The fact that I paid the same thing across two decades, for the same quality product, across different states in the US, and different countries in the world, says quite a bit. Does it mean this is an airtight truth of marijuana pricing? No, not really. But it’s also not nothing. What I buy is usually the mid-level. There’s way better stuff that will always cost more, and what others refer to as ‘ditch weed’ to describe a much seedier (literally), less strong variety that will always cost less.
The pricing on all three has remained stable through my cannabis-using life. I’ve watched other prices in life go up and down through time, but I’ve always gotten to smoke for the same price. This is important because the bottom and middle price points are being generally ignored in product pricing and the introduction of high taxes in dispensaries. These are issues that could make cannabis as a legal commodity lose value, but it doesn’t mean it would lose any value in the black market. In this sense, marijuana is extremely stable. So stable, that pricing above the standard and expected price, will likely only result in a bolstered black market at the same stable prices.
The last thing to remember is that cannabis cultivation was maintained around the world, for thousands of years, even during prohibitions. And this says a lot too. It says that the value of this plant remains, even when not one country legally permits it.
How do gold and cannabis compare?
Gold and cannabis both have long histories of use in the world in which they have retained value throughout thousands of years of history. They both have religious uses, industrial uses, medicinal uses, and personal value uses. Neither has shown to diminish in these values over time.
In terms of stability in today’s markets, cannabis only just entered the legal trading markets. As a new addition, prices are all over the place, and there hasn’t been enough time for prices to stabilize, or to make real comparisons yet to gold. Comparisons right now in stock prices for relevant companies miss the point of comparing and contrasting the overall stability of the commodities, something that can’t be done without time for measurement.

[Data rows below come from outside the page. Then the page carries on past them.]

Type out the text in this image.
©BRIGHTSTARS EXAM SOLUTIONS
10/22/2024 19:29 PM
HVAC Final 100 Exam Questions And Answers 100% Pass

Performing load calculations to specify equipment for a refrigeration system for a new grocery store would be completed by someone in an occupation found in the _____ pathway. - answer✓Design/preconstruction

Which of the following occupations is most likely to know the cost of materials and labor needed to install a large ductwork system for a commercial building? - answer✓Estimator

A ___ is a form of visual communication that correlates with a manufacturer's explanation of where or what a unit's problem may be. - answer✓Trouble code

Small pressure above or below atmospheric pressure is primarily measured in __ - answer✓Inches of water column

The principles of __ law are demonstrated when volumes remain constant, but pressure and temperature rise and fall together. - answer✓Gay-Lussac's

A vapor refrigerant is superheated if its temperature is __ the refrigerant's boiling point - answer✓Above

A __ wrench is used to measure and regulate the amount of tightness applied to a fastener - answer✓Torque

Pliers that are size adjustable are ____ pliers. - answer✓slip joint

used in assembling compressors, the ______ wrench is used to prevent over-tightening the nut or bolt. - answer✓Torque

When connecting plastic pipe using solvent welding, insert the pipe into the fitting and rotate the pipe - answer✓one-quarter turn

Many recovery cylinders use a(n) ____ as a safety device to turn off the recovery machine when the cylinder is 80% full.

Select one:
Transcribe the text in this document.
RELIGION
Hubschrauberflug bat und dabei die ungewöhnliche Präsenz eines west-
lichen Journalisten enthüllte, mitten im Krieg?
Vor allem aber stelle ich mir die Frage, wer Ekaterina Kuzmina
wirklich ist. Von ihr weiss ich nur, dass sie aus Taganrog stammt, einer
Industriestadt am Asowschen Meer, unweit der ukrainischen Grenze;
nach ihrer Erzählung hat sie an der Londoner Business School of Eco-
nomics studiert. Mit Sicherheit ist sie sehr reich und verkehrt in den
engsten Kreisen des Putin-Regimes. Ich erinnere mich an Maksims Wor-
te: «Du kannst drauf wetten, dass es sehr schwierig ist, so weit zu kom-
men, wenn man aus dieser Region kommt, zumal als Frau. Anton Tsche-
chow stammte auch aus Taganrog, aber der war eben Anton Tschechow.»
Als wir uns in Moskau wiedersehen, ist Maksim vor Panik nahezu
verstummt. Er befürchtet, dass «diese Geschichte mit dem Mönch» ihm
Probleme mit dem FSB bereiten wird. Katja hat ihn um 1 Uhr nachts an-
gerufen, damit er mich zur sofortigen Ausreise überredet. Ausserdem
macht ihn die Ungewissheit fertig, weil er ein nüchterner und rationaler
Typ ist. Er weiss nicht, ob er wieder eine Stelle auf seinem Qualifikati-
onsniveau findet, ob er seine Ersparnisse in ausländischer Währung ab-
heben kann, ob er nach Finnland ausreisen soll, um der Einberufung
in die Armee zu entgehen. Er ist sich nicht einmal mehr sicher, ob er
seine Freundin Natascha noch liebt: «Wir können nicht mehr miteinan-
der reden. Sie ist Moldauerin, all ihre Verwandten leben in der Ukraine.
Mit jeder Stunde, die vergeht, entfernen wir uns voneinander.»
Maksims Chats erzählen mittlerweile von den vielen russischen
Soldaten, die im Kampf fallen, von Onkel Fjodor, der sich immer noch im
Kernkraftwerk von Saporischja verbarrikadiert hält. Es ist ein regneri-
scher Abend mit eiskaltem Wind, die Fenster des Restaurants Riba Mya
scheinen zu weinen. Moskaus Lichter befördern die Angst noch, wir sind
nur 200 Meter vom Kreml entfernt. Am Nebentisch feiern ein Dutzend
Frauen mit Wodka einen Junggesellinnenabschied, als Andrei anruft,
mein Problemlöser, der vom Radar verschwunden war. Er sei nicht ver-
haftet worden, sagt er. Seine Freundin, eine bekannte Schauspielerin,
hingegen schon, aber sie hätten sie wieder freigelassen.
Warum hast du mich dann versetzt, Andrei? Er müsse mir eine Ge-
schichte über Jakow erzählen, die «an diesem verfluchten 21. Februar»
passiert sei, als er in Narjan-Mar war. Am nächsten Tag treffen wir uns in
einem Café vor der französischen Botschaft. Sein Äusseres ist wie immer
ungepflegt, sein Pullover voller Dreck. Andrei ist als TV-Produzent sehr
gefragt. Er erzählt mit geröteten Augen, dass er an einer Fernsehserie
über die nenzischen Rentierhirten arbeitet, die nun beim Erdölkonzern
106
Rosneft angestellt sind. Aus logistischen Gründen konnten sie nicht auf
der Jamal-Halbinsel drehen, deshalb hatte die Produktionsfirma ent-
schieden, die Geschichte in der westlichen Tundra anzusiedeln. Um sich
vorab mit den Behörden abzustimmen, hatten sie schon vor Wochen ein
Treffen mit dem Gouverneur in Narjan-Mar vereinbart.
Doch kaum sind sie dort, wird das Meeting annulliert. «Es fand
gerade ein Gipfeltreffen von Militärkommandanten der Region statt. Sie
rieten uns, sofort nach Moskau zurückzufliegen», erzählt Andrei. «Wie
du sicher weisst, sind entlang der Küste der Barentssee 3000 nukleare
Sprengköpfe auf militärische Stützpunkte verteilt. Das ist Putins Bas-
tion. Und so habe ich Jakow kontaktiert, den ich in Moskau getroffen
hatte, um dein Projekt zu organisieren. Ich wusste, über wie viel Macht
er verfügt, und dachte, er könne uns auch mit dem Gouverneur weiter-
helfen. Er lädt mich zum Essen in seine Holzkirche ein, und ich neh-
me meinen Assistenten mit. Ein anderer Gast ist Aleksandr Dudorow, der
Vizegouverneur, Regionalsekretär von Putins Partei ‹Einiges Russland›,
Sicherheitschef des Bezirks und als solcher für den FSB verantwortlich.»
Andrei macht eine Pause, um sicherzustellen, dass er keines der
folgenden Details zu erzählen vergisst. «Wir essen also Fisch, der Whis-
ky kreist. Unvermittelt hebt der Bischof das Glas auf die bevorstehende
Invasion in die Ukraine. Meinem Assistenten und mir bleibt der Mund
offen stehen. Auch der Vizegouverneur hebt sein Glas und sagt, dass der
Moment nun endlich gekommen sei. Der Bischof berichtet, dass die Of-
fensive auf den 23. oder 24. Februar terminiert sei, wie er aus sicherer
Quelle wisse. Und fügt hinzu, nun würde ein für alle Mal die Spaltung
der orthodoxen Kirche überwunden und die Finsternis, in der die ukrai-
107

While the hemp market should surely stabilize out more quickly, making for a good comparison point, how the medicinal cannabis and recreational cannabis markets will go – and how valuable company stocks will be over time – remains to be seen. If companies continue to price their products above black market pricing, the legal medicinal and recreational industries will likely hit a price-point ceiling, as has already been indicated by numerous stories complaining about larger black markets in LA and Canada.
This will affect stock prices for associated companies, and it won’t matter how much people want to smoke cannabis, since they don’t need a legal market to do it. In that sense, gold has more stability in legal markets for now, since most people will use legal markets for gold over its black market counterpart, whereas the same cannot be said for medicinal and recreational cannabis.
You can’t grow gold, and most people aren’t living the kind of life where going out to mine it personally is an option. On the other hand, should I want, I can grow a cannabis plant pretty easily on my own. Very different modes of acquisition, but I personally see the two as similar in terms of their appeal, staying power, and overall consistency, though I’m not necessary talking about legal markets.
You see, cannabis might be one of the most consistent commodities, but it doesn’t mean it has to act this way in legal trading markets. And maybe that’s the takeaway. Maybe gold and cannabis already represent the same kind of general stability over time in the world, but there’s no rule that said this stability had to transfer over to legal markets.